There's Always Been Too Much Information

We continue to hear claims that the flood of information can be brought under control by AI and machine learning solutions.

I can see at least three impossibilities in this plan, all reflected so far in empirical facts:

  1. The idea that too much information is a recent trend is easily refutable and ultimately short-sighted.

  2. The idea that we would trust AI and machine learning to control what we receive and know is impractical and potentially dangerous.

  3. The assumption that information from AI and machine learning would be a substitute and wouldn’t simply represent more information is illogical.

To the first point, I remember reading through some of the archives of a journal from the mid-19th century, and coming across an article in which an outraged and exhausted physician was decrying the sheer avalanche of information he was facing at the time. It was striking that the complaints went back that far, and that we were adding these 150-year-old complaints to the digital information ecosystem, compounding the very problem this long-deceased physician had found so frustrating.

Feeling overwhelmed by information is an ancient problem. What do people do when they’re overwhelmed by information? They either give up, or they stack and sort. Think back to the library at Alexandria, and you realize that information availability has long exceeded any individual’s ability to consume it. While the problem has become more acute and magnified over time, it is still the same problem. It’s not even clear that the scale of non-transient information relative to the population is far greater than it was back in the days of Alexandria’s library.

Now we come to the belief that machines can be trusted. Let’s walk that idea. If there are AI and machine learning tools processing and synthesizing information, they will be making new claims and connections, which we will need to test and validate. It would be foolish to trust these assertions without question. There is already a Wikipedia entry entitled “Death by GPS,” outlining the fatalities resulting from people following their GPS directions to their doom. At this point, computer code and algorithms are prone to pursuing unanticipated paths, and making connections still that are bewildering and inhuman. Assuming that AI is 50%+ accurate or reliable or useful, we won’t know which 50% we’re dealing with, so we’ll have to check everything.

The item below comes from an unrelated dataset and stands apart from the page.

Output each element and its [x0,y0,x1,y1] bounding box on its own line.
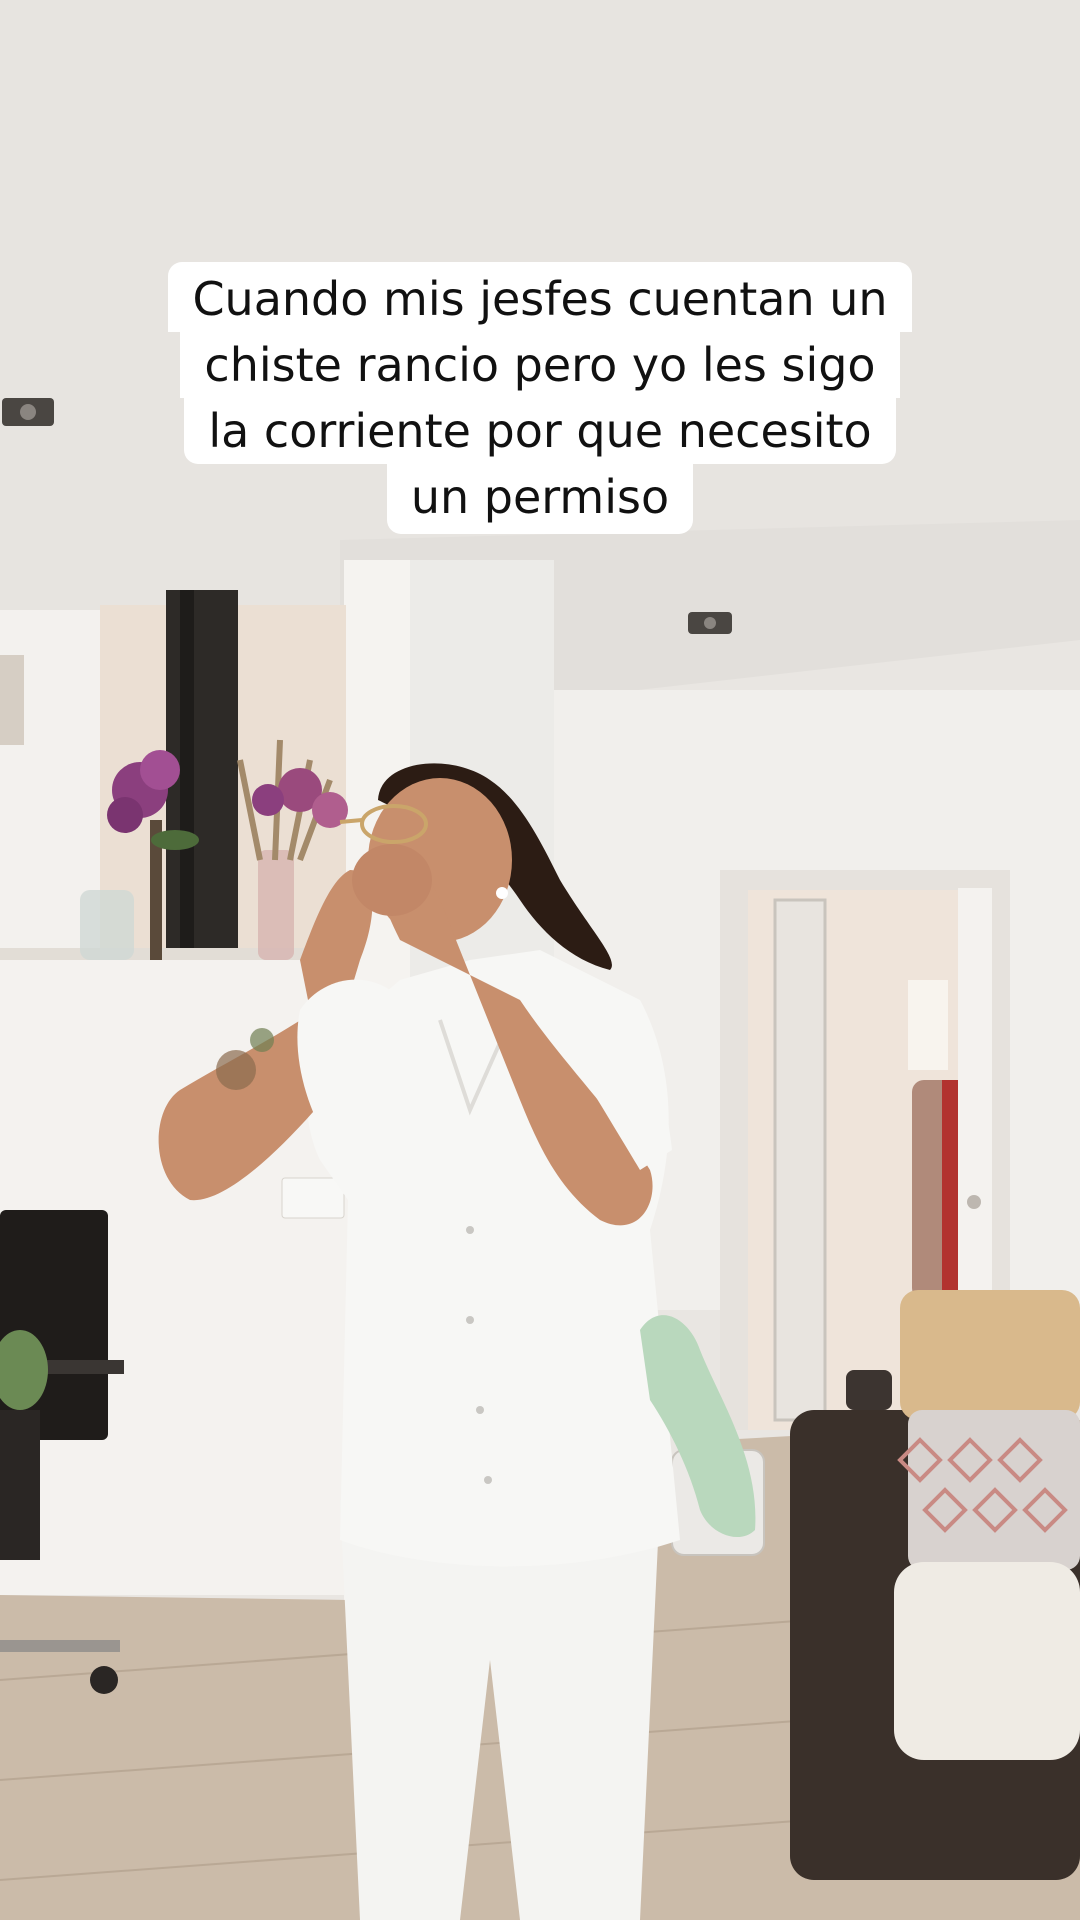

Checking the outputs of AI and machine learning will add to the amount of information we have, and while some will be recursive with AI and machine learning, helping to refine it, the fact that more information will be produced will certainly be the case. But more fundamentally, AI and machine learning (and whatever’s next) will need inputs, which means we will want more unprocessed information, or certainly the same amount or the amount now growing at the rate it’s growing.

So, AI and machine learning won’t solve the “too much information” problem, and will only add to it. Which begs the question — Is “too much information” really a problem? Do we really want a world where we’re spoon fed answers by authoritative AI and machines?

The collapse of local newspapers is an example of the instability and problems that can be created when we have too little information. Who knows what some city councils are doing? Who knows what some local tax authorities are planning? Who knows what’s going on in local jails and detention centers? We don’t have enough information about many of these things now.

AI and machine learning represent a new branch of humans pursuing sufficient information to continue their dominance of the planet and to plan their futures so they can defeat pain and death. Those are the real pursuits of humanity. Eliminating information is not part of this. In fact, we may be so far from our goal because we still don’t have the information we need or the best ways to manage it.

There isn’t too much information. We may need more and better information. As usual, it seems the real problems are more subtle than the solutions architects and strategists are willing to believe.